Quickly build models and tokenizers with Autoloader

Autoloader automatically searches for pre-trained models and Tokenizers from the ModelHub based on the model_name and downloads them to the model_dir.

Take semantic matching tasks as an example:

## Target contains all target categories
## 0 means that two sentences have the same meaning
## 1 means that two sentences have different meanings
target = [0, 1]
auto_loader = AutoLoader(task_name="classification", ## The task name
                         model_name="RoBERTa-base-ch", ## The model name.
                         model_dir="./state_dict/", ## Model download folder
                         load_pretrain_params=True, ## Whether to load the pretraining model parameters. If False, only the model will be built and the pretraining parameters will not be downloaded.
                         target_size=len(target) ## The final output size of model. Use for classification.
                         )

The AutoLoader will download the RoBERT-base-ch pretrained model, config and vocab from model hub. The downloaded model, config and vocab will be put into the "./state_dict/RoBERTa-base-ch" directory.
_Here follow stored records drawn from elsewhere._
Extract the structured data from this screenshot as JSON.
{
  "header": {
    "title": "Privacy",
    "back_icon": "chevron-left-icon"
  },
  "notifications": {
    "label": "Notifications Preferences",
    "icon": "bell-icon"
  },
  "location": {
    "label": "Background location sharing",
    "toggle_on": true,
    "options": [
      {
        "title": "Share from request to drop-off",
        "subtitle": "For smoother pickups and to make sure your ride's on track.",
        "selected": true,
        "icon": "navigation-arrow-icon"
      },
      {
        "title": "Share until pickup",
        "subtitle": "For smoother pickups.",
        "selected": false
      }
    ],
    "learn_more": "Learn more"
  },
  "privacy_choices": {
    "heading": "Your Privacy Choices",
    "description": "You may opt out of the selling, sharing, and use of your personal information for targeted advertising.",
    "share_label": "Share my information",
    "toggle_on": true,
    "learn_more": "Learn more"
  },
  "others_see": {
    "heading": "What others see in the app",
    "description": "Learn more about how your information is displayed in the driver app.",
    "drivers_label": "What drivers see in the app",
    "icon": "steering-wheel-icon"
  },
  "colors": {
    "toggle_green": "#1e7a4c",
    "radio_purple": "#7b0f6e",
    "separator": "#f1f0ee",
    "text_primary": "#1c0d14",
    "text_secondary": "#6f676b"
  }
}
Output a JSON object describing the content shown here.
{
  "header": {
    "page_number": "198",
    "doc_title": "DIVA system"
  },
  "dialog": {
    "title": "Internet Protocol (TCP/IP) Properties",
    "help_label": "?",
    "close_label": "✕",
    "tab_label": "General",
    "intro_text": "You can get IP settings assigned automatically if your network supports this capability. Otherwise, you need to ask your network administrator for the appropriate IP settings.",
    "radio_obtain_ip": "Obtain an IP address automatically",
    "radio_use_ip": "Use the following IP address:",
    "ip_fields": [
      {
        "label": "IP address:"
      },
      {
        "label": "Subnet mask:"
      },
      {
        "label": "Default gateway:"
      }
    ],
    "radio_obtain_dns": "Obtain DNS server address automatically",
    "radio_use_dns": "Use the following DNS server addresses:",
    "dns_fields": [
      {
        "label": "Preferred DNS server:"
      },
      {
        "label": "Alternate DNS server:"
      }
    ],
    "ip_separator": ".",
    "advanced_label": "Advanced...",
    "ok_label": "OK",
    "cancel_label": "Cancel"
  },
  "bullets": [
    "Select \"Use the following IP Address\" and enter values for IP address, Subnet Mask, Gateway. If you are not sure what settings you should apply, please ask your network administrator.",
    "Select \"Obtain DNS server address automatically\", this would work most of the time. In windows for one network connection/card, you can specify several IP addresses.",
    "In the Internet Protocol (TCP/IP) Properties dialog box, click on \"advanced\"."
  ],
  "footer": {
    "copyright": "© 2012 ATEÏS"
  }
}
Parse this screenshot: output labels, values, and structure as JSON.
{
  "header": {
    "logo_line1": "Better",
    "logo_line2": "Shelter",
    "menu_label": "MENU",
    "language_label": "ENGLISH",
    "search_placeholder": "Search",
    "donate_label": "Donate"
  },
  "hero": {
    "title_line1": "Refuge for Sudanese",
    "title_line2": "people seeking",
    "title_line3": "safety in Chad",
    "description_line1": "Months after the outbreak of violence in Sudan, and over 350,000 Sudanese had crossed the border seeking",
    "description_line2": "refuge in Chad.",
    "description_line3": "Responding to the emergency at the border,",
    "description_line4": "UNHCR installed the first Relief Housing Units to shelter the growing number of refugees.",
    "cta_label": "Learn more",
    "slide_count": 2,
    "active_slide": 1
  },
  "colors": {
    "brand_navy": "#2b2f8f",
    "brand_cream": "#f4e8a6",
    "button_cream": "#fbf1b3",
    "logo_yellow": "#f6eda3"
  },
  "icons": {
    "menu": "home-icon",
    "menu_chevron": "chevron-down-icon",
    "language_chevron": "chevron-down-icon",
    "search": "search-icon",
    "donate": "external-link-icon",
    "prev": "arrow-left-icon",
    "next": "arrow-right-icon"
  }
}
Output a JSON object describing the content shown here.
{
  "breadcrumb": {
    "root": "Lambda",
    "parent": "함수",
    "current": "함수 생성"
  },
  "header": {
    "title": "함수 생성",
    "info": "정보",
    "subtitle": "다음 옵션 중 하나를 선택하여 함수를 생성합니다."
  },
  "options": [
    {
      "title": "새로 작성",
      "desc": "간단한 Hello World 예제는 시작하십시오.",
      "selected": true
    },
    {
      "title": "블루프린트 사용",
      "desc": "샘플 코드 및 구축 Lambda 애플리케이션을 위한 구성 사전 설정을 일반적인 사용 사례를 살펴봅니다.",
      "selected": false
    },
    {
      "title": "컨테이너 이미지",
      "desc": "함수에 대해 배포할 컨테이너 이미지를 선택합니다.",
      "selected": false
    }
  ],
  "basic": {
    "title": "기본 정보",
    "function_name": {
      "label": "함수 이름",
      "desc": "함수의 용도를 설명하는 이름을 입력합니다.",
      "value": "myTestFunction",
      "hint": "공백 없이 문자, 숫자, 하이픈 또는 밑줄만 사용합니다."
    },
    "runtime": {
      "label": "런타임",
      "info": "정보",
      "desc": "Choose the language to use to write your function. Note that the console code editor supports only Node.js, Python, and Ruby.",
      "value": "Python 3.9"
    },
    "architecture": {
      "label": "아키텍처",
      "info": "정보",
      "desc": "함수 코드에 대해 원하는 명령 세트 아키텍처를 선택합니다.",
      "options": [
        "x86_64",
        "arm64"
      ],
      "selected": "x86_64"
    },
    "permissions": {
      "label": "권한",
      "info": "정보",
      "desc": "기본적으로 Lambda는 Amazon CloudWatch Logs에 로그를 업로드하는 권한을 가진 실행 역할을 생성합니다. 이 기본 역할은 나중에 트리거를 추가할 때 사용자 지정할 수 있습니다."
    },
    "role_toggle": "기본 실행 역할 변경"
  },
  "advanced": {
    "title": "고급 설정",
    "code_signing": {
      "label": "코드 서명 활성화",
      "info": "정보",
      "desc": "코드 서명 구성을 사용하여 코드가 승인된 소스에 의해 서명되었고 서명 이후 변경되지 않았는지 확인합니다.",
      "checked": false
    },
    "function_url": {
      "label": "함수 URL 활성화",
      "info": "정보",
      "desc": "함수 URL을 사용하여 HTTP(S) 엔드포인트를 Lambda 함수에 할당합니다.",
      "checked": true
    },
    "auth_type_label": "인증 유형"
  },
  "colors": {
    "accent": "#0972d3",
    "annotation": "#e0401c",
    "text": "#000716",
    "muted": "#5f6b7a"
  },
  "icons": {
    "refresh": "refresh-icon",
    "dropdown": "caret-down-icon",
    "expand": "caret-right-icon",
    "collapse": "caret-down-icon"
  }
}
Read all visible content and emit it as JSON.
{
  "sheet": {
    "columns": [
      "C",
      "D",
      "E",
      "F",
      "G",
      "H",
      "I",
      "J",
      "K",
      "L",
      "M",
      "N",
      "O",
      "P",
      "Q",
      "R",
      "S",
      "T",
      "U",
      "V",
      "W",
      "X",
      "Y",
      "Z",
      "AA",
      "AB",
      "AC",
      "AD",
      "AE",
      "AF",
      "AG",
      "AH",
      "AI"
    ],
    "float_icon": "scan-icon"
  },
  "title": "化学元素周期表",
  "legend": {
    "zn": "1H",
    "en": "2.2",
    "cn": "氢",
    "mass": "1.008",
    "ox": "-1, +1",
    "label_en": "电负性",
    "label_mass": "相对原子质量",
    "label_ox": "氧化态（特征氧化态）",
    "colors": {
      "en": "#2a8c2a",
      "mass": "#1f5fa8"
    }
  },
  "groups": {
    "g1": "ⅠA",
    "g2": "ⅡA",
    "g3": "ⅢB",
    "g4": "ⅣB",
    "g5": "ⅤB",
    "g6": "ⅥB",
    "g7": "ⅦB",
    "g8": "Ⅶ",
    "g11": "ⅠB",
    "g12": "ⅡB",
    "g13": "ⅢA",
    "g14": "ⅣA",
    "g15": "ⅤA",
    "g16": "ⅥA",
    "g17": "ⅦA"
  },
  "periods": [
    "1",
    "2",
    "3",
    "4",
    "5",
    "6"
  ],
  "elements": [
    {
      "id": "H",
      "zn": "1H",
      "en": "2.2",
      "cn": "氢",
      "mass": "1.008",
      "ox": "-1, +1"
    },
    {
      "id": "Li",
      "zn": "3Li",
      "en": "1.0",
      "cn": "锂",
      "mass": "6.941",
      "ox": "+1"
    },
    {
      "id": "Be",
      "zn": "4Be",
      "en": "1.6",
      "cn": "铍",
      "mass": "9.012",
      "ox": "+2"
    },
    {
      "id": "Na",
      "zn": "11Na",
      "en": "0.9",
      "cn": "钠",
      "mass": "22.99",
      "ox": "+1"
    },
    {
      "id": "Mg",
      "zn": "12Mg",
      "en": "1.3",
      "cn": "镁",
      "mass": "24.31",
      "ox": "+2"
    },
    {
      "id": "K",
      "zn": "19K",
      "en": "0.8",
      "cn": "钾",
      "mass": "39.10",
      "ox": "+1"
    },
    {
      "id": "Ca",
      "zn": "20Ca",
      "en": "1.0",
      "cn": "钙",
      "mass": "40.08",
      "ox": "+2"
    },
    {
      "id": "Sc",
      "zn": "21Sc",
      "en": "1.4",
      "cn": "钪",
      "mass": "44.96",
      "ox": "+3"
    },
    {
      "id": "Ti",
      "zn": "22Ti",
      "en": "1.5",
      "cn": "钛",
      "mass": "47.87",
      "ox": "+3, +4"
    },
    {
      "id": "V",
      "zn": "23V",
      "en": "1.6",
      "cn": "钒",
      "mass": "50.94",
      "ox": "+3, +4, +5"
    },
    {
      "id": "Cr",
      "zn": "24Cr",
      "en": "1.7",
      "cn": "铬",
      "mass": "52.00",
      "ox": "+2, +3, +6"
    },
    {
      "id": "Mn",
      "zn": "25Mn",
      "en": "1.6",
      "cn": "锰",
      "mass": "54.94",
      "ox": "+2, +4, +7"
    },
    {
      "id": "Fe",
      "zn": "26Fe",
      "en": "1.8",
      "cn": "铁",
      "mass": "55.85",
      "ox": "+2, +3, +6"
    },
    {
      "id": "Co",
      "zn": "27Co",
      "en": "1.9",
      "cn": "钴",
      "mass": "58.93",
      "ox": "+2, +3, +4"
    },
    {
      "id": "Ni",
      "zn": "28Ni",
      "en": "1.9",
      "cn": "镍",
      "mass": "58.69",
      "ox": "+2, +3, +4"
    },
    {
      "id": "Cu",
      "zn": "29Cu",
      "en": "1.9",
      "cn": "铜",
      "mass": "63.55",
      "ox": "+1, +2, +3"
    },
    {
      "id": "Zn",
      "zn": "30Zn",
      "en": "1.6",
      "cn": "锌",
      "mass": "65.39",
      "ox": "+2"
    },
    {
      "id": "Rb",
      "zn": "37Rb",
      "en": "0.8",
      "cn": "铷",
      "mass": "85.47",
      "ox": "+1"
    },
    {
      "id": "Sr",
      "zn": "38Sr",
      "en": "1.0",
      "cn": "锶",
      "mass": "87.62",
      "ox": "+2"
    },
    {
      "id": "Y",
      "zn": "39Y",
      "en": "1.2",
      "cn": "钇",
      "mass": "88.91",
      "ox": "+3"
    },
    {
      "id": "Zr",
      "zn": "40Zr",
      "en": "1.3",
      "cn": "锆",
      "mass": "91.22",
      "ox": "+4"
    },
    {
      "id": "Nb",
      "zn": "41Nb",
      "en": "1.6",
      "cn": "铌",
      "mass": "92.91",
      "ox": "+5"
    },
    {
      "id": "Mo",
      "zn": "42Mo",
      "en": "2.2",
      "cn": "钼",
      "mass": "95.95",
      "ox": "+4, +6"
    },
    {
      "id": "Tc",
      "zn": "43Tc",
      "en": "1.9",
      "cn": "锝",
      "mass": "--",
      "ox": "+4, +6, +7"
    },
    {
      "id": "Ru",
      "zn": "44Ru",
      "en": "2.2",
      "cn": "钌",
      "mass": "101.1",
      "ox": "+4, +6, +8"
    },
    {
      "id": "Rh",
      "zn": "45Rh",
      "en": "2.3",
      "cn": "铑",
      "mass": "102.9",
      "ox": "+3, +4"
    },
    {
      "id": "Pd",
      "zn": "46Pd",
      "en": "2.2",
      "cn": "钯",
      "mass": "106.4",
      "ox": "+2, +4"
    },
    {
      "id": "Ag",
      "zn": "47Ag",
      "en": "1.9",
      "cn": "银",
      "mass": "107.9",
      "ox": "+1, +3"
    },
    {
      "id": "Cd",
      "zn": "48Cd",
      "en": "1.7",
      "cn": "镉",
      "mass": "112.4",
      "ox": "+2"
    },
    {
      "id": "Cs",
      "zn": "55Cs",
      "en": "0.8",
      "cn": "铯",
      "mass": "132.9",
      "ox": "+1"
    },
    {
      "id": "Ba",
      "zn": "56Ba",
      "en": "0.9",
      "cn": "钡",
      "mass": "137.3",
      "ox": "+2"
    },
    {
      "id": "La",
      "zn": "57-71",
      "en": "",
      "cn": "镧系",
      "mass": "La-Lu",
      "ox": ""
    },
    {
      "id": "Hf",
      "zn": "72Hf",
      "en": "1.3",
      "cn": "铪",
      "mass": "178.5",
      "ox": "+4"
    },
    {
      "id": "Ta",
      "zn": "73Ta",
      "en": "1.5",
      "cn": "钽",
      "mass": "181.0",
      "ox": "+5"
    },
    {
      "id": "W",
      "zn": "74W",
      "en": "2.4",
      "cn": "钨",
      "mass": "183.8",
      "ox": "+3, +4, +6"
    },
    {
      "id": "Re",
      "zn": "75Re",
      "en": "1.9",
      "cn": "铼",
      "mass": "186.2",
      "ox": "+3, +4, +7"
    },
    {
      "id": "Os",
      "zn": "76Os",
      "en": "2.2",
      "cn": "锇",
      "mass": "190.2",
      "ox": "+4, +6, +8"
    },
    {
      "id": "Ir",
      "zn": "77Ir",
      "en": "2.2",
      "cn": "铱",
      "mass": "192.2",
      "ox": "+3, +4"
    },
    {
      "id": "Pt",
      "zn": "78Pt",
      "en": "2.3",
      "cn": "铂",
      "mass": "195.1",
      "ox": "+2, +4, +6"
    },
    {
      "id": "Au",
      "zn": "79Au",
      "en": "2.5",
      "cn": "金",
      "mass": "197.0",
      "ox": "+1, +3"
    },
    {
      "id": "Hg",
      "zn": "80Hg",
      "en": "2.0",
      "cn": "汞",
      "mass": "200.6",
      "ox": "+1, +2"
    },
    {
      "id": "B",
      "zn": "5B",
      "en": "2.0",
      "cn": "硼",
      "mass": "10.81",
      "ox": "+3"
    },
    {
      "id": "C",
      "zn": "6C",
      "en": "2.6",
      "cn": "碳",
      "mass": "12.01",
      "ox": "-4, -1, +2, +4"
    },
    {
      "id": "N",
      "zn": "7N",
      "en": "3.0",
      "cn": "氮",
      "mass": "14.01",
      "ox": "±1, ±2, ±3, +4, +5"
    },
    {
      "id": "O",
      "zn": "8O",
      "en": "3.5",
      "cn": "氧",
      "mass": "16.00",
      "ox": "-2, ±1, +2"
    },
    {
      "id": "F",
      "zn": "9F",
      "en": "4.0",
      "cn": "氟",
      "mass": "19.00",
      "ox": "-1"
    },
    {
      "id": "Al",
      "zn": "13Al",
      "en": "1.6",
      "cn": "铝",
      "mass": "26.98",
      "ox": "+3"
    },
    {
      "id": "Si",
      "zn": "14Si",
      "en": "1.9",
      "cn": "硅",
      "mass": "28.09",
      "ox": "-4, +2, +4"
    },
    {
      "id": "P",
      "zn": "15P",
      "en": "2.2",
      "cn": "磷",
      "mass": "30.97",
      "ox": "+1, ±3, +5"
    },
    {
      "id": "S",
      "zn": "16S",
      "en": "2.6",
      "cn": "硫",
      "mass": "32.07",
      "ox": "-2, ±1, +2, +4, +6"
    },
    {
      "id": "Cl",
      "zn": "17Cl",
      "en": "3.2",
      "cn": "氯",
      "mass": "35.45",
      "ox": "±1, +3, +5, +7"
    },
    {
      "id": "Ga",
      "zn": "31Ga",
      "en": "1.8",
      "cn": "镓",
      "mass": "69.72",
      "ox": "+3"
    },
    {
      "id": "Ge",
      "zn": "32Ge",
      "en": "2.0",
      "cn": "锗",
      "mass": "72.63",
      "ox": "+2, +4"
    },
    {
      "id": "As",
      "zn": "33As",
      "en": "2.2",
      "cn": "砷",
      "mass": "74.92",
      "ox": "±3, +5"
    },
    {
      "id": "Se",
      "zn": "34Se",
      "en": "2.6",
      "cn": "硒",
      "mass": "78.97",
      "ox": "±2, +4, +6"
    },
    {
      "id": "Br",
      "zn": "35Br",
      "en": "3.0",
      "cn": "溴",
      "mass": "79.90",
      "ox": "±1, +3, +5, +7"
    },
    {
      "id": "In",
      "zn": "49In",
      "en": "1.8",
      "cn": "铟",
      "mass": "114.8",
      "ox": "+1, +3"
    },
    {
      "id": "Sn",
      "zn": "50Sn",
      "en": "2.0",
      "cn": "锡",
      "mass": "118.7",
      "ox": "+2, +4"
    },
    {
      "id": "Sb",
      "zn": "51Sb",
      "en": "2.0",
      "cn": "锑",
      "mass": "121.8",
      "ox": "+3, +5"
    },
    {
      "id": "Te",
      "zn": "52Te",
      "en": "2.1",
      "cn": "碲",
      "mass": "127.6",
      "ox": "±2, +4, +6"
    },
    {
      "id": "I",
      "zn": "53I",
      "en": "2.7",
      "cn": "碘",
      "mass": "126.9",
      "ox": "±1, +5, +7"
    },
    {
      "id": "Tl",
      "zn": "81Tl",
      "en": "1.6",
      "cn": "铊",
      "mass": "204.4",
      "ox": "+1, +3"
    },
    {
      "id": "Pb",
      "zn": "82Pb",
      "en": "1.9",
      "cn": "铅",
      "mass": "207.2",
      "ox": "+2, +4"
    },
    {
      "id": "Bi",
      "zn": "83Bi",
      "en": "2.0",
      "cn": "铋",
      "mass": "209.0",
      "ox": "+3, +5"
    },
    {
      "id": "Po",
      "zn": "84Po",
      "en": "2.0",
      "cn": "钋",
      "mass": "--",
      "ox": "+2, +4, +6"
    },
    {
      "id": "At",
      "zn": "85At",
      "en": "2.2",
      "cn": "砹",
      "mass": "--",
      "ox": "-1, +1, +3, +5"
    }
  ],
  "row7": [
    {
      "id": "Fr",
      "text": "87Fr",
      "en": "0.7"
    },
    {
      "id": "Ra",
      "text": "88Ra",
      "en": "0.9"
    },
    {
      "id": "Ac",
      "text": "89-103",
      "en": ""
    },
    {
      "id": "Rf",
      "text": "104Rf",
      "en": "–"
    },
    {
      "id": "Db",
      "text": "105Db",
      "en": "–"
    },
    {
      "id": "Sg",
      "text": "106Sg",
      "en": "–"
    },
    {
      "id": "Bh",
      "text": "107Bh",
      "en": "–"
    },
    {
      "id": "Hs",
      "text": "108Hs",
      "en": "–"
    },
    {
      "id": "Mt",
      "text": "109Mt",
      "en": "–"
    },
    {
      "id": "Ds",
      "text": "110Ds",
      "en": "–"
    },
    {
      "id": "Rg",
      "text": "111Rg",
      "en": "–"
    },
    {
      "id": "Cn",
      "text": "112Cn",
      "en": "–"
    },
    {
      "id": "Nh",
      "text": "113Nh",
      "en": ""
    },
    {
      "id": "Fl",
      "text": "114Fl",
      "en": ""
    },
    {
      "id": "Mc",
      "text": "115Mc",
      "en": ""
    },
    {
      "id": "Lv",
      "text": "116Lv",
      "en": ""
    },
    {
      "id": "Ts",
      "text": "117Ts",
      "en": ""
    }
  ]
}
All supported tasks and models

model_and_task_table The task_name parameter supports:

  1. task_name="classification": Supports a variety of classified tasks, for example, text classification, semantic matching, emotion analysis...
  2. task_name="seq2seq": Supports seq2seq tasks, for example, auto title generation, auto couplet, auto chat...
  3. task_name="sequence_labeling": Supports sequence labeling tasks, for example, ner, the part of speech tagging, chinese word segmentation...
  4. task_name="sequence_labeling_crf": Add conditional random field layer for sequence labeling model.
  5. task_name="sequence_labeling_gp": Add global pointer layer for sequence labeling model.
  6. task_name="embedding": Get the embedding representation of a sentence.

All supported models

All supported models is can be found in model hub. Different models adapt to different tasks.

Transfomrer encoder:

For example, model_name="BERT-base-ch" or "RoBERTa-base-ch" These models support all of the tasks mentioned in the previous section

Transformer decoder:

For example, model_name="GPT2-base-ch", the model support "seq2seq" task.

Transformer encoder + decoder:

For example model_name="T5-base-ch", the model support "seq2seq" task.